The new hospital board, packed with Catholic representatives for the first time, set up a new panel for the appointment of the assistant physician and surgeon posts, heretofore the usual pathway for the favored candidates of the medical board for permanent posts. Medical and legal chaos ensued, with assistant physicians and surgeons from both regimes in a fractious co-existence: at least one tragic death was linked to the disharmony between the opposing factions. The Irish government finally stepped in and legislated for a secular governance board, with more standard and transparent procedures for appointment of medical staff.

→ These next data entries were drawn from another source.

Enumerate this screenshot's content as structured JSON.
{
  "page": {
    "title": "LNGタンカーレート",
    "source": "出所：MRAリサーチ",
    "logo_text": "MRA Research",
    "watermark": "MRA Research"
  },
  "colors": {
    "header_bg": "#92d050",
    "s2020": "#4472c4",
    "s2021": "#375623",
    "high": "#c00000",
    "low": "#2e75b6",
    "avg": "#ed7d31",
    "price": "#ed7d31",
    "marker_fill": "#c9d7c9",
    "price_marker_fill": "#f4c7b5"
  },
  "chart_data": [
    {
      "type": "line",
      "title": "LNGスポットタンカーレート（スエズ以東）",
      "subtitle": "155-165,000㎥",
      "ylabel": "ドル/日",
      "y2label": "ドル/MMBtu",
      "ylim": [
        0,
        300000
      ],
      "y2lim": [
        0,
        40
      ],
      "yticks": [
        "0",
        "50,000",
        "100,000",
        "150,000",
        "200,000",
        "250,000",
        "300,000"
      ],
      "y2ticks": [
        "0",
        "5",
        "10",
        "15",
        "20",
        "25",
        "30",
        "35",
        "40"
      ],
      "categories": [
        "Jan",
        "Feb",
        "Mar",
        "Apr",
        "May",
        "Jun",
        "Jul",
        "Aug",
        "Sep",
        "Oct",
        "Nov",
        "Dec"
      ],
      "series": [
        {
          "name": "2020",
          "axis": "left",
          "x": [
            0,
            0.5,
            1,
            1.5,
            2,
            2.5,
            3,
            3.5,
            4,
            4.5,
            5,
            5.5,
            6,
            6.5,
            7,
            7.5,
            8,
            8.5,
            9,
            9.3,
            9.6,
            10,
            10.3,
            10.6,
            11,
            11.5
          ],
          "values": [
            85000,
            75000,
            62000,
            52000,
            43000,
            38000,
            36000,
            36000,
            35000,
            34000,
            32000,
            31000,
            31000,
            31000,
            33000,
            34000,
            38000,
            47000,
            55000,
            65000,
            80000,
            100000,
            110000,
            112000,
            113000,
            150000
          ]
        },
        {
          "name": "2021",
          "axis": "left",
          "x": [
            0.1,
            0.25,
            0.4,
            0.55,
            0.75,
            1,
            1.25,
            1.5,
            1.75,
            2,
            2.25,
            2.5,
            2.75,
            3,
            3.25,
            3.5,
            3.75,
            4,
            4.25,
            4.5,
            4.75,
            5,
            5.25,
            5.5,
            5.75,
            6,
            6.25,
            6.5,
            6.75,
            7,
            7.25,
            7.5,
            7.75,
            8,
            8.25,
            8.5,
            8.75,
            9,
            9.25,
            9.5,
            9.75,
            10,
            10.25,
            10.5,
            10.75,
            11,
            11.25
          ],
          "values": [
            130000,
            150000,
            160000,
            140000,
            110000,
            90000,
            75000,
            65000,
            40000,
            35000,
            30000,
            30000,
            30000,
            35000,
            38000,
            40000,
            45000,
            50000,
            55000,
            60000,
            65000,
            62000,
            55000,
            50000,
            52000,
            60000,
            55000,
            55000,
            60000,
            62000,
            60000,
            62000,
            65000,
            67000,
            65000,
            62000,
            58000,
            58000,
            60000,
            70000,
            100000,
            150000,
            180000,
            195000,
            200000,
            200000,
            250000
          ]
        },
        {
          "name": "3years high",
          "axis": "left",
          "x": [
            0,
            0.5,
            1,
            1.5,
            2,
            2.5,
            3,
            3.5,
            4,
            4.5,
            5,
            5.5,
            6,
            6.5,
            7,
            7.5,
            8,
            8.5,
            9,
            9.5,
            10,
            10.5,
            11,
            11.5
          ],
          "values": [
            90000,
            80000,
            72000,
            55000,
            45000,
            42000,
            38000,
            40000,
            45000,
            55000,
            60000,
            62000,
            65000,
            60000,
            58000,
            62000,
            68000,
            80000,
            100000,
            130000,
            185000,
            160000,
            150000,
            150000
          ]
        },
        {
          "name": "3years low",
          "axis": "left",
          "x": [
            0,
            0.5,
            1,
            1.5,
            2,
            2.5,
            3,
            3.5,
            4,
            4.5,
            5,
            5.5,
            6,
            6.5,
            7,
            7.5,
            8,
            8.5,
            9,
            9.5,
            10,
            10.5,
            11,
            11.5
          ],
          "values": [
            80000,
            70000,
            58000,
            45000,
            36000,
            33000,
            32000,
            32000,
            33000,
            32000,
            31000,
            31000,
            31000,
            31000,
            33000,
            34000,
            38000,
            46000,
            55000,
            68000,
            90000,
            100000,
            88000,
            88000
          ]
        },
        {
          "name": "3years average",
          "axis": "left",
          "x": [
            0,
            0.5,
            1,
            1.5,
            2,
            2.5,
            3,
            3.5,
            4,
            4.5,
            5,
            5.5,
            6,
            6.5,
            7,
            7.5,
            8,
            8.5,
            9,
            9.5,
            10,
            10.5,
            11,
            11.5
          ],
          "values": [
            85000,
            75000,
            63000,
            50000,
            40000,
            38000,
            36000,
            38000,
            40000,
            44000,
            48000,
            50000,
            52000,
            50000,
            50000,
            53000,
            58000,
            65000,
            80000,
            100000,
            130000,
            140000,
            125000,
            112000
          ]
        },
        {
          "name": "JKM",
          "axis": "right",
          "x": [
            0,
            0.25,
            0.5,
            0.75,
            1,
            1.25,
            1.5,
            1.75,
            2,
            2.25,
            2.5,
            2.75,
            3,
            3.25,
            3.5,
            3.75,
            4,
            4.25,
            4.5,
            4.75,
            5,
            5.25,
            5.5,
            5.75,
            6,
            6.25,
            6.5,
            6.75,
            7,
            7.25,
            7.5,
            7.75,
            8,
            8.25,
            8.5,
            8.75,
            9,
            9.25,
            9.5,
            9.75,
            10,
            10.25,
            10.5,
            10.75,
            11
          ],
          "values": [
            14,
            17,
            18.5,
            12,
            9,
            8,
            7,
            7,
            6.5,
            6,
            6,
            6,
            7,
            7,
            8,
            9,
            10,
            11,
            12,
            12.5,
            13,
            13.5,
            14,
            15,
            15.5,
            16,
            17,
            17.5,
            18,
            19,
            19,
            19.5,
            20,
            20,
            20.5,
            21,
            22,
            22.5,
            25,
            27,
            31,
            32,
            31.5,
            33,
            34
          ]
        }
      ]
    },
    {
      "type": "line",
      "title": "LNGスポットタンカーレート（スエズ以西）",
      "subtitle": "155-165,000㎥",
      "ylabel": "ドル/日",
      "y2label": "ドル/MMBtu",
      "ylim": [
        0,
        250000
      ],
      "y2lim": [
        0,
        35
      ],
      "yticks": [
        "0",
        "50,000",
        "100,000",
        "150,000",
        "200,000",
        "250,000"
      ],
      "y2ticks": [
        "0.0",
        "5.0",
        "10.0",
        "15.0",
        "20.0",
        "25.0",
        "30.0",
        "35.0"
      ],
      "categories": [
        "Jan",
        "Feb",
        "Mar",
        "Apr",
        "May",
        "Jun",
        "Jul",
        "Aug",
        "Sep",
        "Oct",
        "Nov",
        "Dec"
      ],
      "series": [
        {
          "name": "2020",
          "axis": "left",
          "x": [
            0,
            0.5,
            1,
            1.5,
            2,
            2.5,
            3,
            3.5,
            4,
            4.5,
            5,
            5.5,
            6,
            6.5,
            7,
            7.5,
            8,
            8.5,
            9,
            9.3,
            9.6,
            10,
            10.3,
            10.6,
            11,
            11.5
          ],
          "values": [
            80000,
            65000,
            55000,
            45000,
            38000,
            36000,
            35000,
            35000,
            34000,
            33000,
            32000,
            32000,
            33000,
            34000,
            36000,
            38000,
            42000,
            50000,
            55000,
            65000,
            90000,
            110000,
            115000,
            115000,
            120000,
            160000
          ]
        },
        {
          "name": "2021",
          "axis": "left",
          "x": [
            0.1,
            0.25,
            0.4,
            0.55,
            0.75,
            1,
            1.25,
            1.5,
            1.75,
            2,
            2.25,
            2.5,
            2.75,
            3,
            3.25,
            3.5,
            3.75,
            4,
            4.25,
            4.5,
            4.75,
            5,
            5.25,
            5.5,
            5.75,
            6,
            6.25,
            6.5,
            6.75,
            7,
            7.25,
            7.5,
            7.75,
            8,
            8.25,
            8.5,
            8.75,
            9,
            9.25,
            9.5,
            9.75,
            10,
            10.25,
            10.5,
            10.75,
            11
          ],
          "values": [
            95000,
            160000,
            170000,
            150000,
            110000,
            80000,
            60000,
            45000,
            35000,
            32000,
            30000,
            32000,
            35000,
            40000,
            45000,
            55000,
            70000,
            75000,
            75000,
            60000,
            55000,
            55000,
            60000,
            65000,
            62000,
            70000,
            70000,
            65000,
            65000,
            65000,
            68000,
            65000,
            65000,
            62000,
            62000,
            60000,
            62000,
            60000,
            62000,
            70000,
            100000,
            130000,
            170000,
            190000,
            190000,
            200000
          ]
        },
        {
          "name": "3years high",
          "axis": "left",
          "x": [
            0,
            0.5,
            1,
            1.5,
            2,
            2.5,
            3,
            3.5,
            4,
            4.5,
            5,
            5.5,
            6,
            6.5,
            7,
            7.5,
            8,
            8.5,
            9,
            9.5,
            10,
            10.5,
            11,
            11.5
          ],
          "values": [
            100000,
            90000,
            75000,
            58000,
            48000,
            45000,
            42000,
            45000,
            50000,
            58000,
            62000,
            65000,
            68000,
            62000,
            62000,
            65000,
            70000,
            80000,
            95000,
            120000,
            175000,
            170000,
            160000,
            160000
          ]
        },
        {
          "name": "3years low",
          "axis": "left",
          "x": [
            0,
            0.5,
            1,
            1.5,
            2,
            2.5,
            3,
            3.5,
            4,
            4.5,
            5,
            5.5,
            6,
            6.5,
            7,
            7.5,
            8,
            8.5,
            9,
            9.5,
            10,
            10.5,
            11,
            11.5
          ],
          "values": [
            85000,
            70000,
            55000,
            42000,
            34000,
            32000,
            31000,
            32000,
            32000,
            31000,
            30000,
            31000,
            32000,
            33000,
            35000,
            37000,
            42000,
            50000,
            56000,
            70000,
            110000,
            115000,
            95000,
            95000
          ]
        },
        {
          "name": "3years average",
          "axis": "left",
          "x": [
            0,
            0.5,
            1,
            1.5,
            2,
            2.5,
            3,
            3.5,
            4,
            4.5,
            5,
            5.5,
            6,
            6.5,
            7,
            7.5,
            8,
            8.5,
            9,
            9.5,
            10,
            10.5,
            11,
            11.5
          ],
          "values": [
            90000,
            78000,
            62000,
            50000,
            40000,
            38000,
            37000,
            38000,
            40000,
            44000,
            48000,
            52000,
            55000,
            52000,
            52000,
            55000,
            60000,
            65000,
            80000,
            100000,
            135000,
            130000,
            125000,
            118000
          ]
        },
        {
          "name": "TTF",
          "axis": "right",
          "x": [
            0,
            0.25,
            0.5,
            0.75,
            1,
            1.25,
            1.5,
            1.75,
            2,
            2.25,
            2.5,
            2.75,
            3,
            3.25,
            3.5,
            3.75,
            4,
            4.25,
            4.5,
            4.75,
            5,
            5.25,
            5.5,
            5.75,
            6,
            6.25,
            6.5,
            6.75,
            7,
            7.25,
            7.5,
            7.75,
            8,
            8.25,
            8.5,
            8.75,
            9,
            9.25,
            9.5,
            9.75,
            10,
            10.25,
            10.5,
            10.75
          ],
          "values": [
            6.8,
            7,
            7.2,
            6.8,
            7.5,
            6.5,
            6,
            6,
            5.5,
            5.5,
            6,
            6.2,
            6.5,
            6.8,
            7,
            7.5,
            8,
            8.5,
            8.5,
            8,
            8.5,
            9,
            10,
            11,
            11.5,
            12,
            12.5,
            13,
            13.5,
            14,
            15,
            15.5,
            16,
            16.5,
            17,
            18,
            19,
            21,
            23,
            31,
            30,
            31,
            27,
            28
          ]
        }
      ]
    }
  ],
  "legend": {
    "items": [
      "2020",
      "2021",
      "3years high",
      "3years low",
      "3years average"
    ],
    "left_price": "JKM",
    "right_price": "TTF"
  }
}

Exploring these twin aspects of the history of the Meath Hospital is valuable in many ways. In the first instance it highlights the development of medical history from an iatrocentric, positivist and narrow study of the achievements of medicine towards one which more closely benefits from the techniques and perspectives of historiography, the methodology of vocational historians.5

In so doing, without denying the remarkable achievements of major innovators in clinical medicine and research, we are able to see a fuller picture of how doctors perceive themselves, and often are unaware of how they fail to recognize the intertwining of their own economic and personal interests with protestations of professional autonomy.6 In this context, the most recent history of the Meath Hospital2 shows an admirable blend of scrutiny of newly discovered primary sources and due attention to the moral agnosia of the physicians to the intrusion of sectarianism, nepotism and personal gain of their actions. Reading the contemporary defense by the Meath Hospital physicians of practices that we would now recognize as unacceptable is salutary, we should avoid self-congratulation and reflect as to how we may still fail to give due recognition to our own conflicts of interest in our defense of professional autonomy, as well as prejudices based on faith, race or age. Learning from the complex and multi-layered history of our great hospitals, such as the Meath Hospital, can assist us in formulating a better future for the profession and health systems. Such narratives reinforce Santayana’s  aphorism that progress, far from depending on change, depends on retentiveness.

 

References

  1. Coakley D. The Irish School of Medicine: Outstanding Practitioners of the 19th Century. Dublin: Town House; 1988.
  2. Gatenby P. Dublin’s Meath Hospital, 1753-1996. Dublin: Town House; 1996.
  3. Humphreys H, Bourke S, Dooley C, et al. Effect of treatment on Campylobacter pylori in peptic disease: a randomised prospective trial. Gut 1988;29:279-83.
  4. Geary LM. Medicine and charity in Ireland, 1718-1851. Dublin: University College Dublin Press; 2004.
  5. Burnham JC. A brief history of medical practitioners and professional historians as writers of medical history. Health and History 1999;1:250-273.
  6. Culbertson RA, Lee PR. Medicare and physician autonomy. Health Care Financ Rev 1996;18:115-30.

 


 

DESMOND O’NEILL is specialist in geriatric medicine, is also a writer and commentator in national media. Based in the Adelaide and Meath Hospital and Trinity College Dublin, his practice and research are focused on aging and the neurosciences, and how they interact with the humanities. His particular interest in the longevity dividend – the many ways in which we have gained from our increase in life span – has contributed to national and international initiatives in many aspects of aging. In 2010 he was awarded the All Ireland Inspirational Life Award for his work on behalf of older people.